Flecher Xavier, Appy Benjamin, Parratte Sébastien, Ollivier Matthieu, Argenson Jean-Noel
Aix-Marseille Univ, CNRS, ISM, Inst Movement Sci, Marseille, France.
Department of Orthopaedics and Traumatology, APHM, Sainte-Marguerite Hospital, Institute for Locomotion, Marseille, France.
Int Orthop. 2017 May;41(5):911-916. doi: 10.1007/s00264-016-3312-2. Epub 2016 Oct 21.
Recent studies have reported short-term favourable results of tantalum-made components in acetabular revisions with bone loss. However, there is a lack of information regarding the mid to long-term results of such components.
The objective of this study was to analyse the outcome and survivorship of acetabular revision hip arthroplasty using tantalum components for loosening associated with bone loss at a minimum of five-year follow-up.
We retrospectively reviewed 51 consecutive patients (51 hips) who had an acetabular revision using porous tantalum components at a minimum follow-up of five years. The mean age was 64 years (range, 31-87). There were 27 males and 24 females, 47 right hips and four left hips. Twenty-five (49 %) included a femoral revision. According to Paprosky's classification 18 hips were classified type 2A, 11 type 2B, ten type 2C, seven type 3A and five type 3B. No bone grafting was performed. Sixteen hips (31.3 %) required the use of additional tantalum-made augments stabilized by screws and cement at the cup-augment interface.

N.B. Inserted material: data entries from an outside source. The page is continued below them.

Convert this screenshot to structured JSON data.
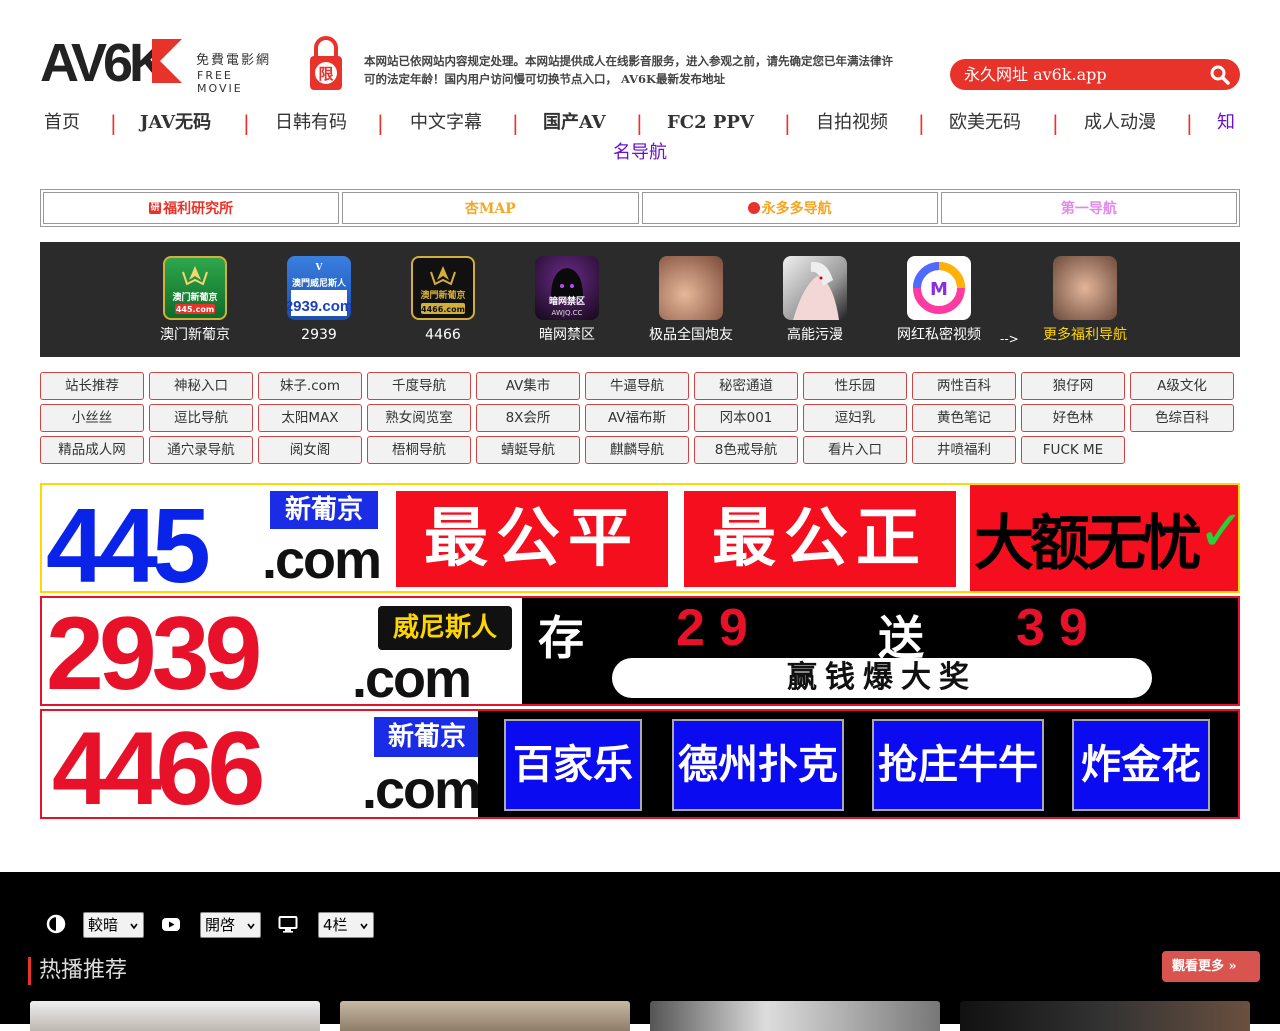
{
  "header": {
    "logo_text": "AV6K",
    "logo_sub_cn": "免費電影網",
    "logo_sub_en": "FREE MOVIE",
    "lock_char": "限",
    "notice": "本网站已依网站内容规定处理。本网站提供成人在线影音服务，进入参观之前，请先确定您已年满法律许可的法定年龄！国内用户访问慢可切换节点入口，",
    "notice_tail": "AV6K最新发布地址",
    "search_placeholder": "永久网址 av6k.app"
  },
  "nav": {
    "items": [
      "首页",
      "JAV无码",
      "日韩有码",
      "中文字幕",
      "国产AV",
      "FC2 PPV",
      "自拍视频",
      "欧美无码",
      "成人动漫"
    ],
    "special_start": "知",
    "special_end": "名导航",
    "separator": "|"
  },
  "subnav": [
    {
      "label": "福利研究所",
      "color": "#e8332b",
      "icon": "研"
    },
    {
      "label": "杏MAP",
      "color": "#f5a623",
      "icon": ""
    },
    {
      "label": "永多多导航",
      "color": "#f5a623",
      "icon": "badge"
    },
    {
      "label": "第一导航",
      "color": "#e28ae8",
      "icon": ""
    }
  ],
  "apps": [
    {
      "label": "澳门新葡京",
      "icon_text": "445.com",
      "icon_title": "澳门新葡京",
      "bg": "#1d8a3a",
      "style": "green"
    },
    {
      "label": "2939",
      "icon_text": "2939.com",
      "icon_title": "澳門威尼斯人",
      "bg": "#1a60c9",
      "style": "blue"
    },
    {
      "label": "4466",
      "icon_text": "4466.com",
      "icon_title": "澳門新葡京",
      "bg": "#1a1a1a",
      "style": "gold"
    },
    {
      "label": "暗网禁区",
      "icon_text": "AWJQ.CC",
      "icon_title": "暗网禁区",
      "bg": "#2a0a3a",
      "style": "dark"
    },
    {
      "label": "极品全国炮友",
      "icon_text": "",
      "icon_title": "",
      "bg": "#c99a7a",
      "style": "photo"
    },
    {
      "label": "高能污漫",
      "icon_text": "",
      "icon_title": "",
      "bg": "#d9d9d9",
      "style": "anime"
    },
    {
      "label": "网红私密视频",
      "icon_text": "",
      "icon_title": "",
      "bg": "#ffffff",
      "style": "logo"
    },
    {
      "label": "更多福利导航",
      "icon_text": "",
      "icon_title": "",
      "bg": "#b88a6a",
      "style": "photo2"
    }
  ],
  "apps_arrow": "-->",
  "links": [
    [
      "站长推荐",
      "神秘入口",
      "妹子.com",
      "千度导航",
      "AV集市",
      "牛逼导航",
      "秘密通道",
      "性乐园",
      "两性百科",
      "狼仔网",
      "A级文化"
    ],
    [
      "小丝丝",
      "逗比导航",
      "太阳MAX",
      "熟女阅览室",
      "8X会所",
      "AV福布斯",
      "冈本001",
      "逗妇乳",
      "黄色笔记",
      "好色林",
      "色综百科"
    ],
    [
      "精品成人网",
      "通穴录导航",
      "阅女阁",
      "梧桐导航",
      "蜻蜓导航",
      "麒麟导航",
      "8色戒导航",
      "看片入口",
      "井喷福利",
      "FUCK ME"
    ]
  ],
  "banners": {
    "b1": {
      "num": "445",
      "tag": "新葡京",
      "dotcom": ".com",
      "blocks": [
        "最公平",
        "最公正"
      ],
      "slogan": "大额无忧",
      "check": "✓"
    },
    "b2": {
      "num": "2939",
      "tag": "威尼斯人",
      "dotcom": ".com",
      "promo_top_a": "存",
      "promo_top_b": "29",
      "promo_top_c": "送",
      "promo_top_d": "39",
      "promo_bottom": "赢钱爆大奖"
    },
    "b3": {
      "num": "4466",
      "tag": "新葡京",
      "dotcom": ".com",
      "games": [
        "百家乐",
        "德州扑克",
        "抢庄牛牛",
        "炸金花"
      ]
    }
  },
  "controls": {
    "theme_value": "較暗",
    "autoplay_value": "開啓",
    "columns_value": "4栏"
  },
  "section": {
    "title": "热播推荐",
    "more_label": "觀看更多 »"
  },
  "colors": {
    "accent": "#e8332b",
    "nav_special": "#6a11cb",
    "app_bg": "#2b2b2b",
    "dark_bg": "#000000"
  }
}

At a mean followup of 6.8 years (range, 5.1-10 years), the Harris hip score improved from 44 pre- operatively (range, 23-72) to 84 post-operatively (range, 33-98). The mean post-operative hip centre position in relation to the teardrop was 29 mm (range, 20-43 mm) horizontally and 21 mm (range, 8-36 mm) vertically. The mean acetabular inclination was 42° (range, 17-60°). Six hips (11.7 %) required a re-operation without component revision (two for chronic instability, one ossification removal, one haematoma, one deep infection and one periprosthetic femoral fracture). One patient required a cup re-revision for septic loosening. No aseptic loosening occurred. At last followup the radiological analysis showed one evolutive osteolysis and one screw breakage. The global survivorship was 92.3 % at 64 months. If only aseptic loosening was defined as the end-point the survivorship was 100 % at 64 months.

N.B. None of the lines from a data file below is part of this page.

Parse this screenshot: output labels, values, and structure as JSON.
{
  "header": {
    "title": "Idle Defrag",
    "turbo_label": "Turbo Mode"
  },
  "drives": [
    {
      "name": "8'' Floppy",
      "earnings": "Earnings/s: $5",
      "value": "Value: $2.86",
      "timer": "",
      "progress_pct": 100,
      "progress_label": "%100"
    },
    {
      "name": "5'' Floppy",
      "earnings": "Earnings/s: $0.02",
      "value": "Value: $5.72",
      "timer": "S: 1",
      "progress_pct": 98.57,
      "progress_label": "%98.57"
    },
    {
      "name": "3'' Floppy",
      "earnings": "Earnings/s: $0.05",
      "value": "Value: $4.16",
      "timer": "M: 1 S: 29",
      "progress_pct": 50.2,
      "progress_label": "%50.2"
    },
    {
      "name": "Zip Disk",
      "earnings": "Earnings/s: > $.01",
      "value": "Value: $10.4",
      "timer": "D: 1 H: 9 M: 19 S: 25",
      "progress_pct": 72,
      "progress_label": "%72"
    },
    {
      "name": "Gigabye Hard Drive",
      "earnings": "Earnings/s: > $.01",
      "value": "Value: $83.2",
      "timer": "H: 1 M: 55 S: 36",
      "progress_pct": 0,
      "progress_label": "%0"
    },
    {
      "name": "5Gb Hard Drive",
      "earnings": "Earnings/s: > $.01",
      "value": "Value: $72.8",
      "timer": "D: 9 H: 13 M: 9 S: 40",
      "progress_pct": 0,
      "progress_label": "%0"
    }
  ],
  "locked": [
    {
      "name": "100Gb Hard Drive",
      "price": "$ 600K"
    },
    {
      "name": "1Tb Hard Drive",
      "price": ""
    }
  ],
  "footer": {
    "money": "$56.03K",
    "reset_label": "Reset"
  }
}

When facing an acetabular revision with severe bone loss, tantalum-made components can provide a stable fixation. This study at a minimum five-year follow-up compares favourably with other reconstruction techniques, but longer follow-up is still required.

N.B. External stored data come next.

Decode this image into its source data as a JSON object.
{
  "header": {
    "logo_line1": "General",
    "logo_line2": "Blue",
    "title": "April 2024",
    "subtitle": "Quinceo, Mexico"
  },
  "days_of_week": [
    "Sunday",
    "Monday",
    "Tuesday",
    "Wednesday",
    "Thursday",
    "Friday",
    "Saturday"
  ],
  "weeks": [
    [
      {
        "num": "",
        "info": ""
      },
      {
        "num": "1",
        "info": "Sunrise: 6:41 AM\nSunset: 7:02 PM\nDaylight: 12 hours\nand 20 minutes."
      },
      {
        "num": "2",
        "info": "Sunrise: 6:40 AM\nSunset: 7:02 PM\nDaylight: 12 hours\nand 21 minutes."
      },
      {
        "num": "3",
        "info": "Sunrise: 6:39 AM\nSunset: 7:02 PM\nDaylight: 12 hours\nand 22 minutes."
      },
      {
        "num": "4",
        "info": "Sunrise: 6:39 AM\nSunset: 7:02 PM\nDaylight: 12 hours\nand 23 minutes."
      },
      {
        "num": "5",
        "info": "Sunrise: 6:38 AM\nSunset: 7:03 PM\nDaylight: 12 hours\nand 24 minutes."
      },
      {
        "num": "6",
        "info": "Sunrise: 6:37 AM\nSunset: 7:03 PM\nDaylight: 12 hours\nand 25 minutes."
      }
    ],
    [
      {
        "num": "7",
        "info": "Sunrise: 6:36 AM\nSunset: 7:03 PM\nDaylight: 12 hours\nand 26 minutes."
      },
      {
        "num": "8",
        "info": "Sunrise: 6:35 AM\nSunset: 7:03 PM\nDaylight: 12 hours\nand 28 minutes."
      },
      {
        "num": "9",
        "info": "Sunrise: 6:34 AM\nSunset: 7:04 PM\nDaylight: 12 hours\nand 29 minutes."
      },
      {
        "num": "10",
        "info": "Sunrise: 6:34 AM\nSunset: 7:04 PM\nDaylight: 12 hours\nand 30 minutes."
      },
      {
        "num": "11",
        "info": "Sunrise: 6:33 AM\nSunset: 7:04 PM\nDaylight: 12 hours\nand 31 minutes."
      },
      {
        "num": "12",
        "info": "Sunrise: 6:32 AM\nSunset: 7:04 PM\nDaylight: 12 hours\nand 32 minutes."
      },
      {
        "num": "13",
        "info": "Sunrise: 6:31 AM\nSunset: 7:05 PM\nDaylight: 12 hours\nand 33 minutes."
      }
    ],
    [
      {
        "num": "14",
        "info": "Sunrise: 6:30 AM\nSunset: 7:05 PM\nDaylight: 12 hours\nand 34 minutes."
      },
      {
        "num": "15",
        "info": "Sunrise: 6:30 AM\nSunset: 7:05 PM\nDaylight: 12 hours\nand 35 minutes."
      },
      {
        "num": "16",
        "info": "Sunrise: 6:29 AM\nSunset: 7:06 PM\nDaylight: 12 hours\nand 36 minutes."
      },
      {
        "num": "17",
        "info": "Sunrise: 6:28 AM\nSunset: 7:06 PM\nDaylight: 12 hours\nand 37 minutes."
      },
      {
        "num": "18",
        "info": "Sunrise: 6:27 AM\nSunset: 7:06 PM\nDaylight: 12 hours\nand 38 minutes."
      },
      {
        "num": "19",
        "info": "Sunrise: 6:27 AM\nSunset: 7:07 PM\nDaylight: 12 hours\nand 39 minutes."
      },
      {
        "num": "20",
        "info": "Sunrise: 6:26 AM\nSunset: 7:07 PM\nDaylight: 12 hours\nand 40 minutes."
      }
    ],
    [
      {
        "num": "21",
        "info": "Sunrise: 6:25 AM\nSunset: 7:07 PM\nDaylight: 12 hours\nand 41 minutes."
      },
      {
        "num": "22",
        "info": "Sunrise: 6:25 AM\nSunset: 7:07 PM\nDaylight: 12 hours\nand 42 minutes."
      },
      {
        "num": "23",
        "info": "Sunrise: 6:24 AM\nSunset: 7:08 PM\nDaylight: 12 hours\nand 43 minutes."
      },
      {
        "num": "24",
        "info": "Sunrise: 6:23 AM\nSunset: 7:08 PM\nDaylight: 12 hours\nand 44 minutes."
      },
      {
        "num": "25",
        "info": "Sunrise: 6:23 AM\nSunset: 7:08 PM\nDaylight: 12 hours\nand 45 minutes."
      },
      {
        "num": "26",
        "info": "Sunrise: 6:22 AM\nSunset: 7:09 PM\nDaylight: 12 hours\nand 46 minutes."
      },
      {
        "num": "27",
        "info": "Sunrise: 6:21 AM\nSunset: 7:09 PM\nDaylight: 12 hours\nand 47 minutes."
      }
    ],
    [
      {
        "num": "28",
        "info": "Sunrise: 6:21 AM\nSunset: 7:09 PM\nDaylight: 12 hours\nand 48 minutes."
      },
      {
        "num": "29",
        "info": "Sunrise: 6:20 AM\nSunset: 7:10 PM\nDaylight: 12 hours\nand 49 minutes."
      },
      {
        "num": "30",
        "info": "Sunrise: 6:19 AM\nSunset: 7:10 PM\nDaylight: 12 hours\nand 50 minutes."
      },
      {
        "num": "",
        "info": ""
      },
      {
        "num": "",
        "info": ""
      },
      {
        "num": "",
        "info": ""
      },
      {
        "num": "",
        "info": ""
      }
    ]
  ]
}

近期研究报道了钽制部件在伴有骨丢失的髋臼翻修术中的短期良好效果。然而,关于此类部件的中长期结果的信息却很匮乏。
本研究的目的是分析使用钽制部件进行髋臼翻修髋关节置换术治疗与骨丢失相关的松动的结果及生存率,随访时间至少为五年。
我们回顾性分析了连续51例患者(51髋),这些患者接受了多孔钽制部件的髋臼翻修术,随访时间至少为五年。平均年龄为64岁(范围31 - 87岁)。男性27例,女性24例,右髋47例,左髋4例。25例(49%)包括股骨翻修。根据Paprosky分类,18髋为2A型,11髋为2B型,10髋为2C型,7髋为3A型,5髋为3B型。未进行植骨。16髋(31.3%)在髋臼与增强物界面处需要使用额外的钽制增强物并用螺钉和骨水泥固定。
平均随访6.8年(范围5.1 - 10年),Harris髋关节评分从术前的44分(范围23 - 72分)提高到术后的84分(范围33 - 98分)。术后髋关节中心相对于泪滴的平均位置水平为29毫米(范围20 - 43毫米),垂直为21毫米(范围8 - 36毫米)。平均髋臼倾斜度为42°(范围17 - 60°)。6髋(11.7%)需要再次手术但不进行部件翻修(2例因慢性不稳定,1例因骨化清除,1例因血肿,1例因深部感染,1例因假体周围股骨骨折)。1例患者因感染性松动需要进行髋臼再次翻修。未发生无菌性松动。在最后一次随访时,影像学分析显示1例进行性骨溶解和1例螺钉断裂。64个月时总体生存率为92.3%。如果仅将无菌性松动定义为终点,则64个月时生存率为100%。
面对伴有严重骨丢失的髋臼翻修时,钽制部件可提供稳定的固定。本研究至少五年的随访结果与其他重建技术相比具有优势,但仍需要更长时间的随访。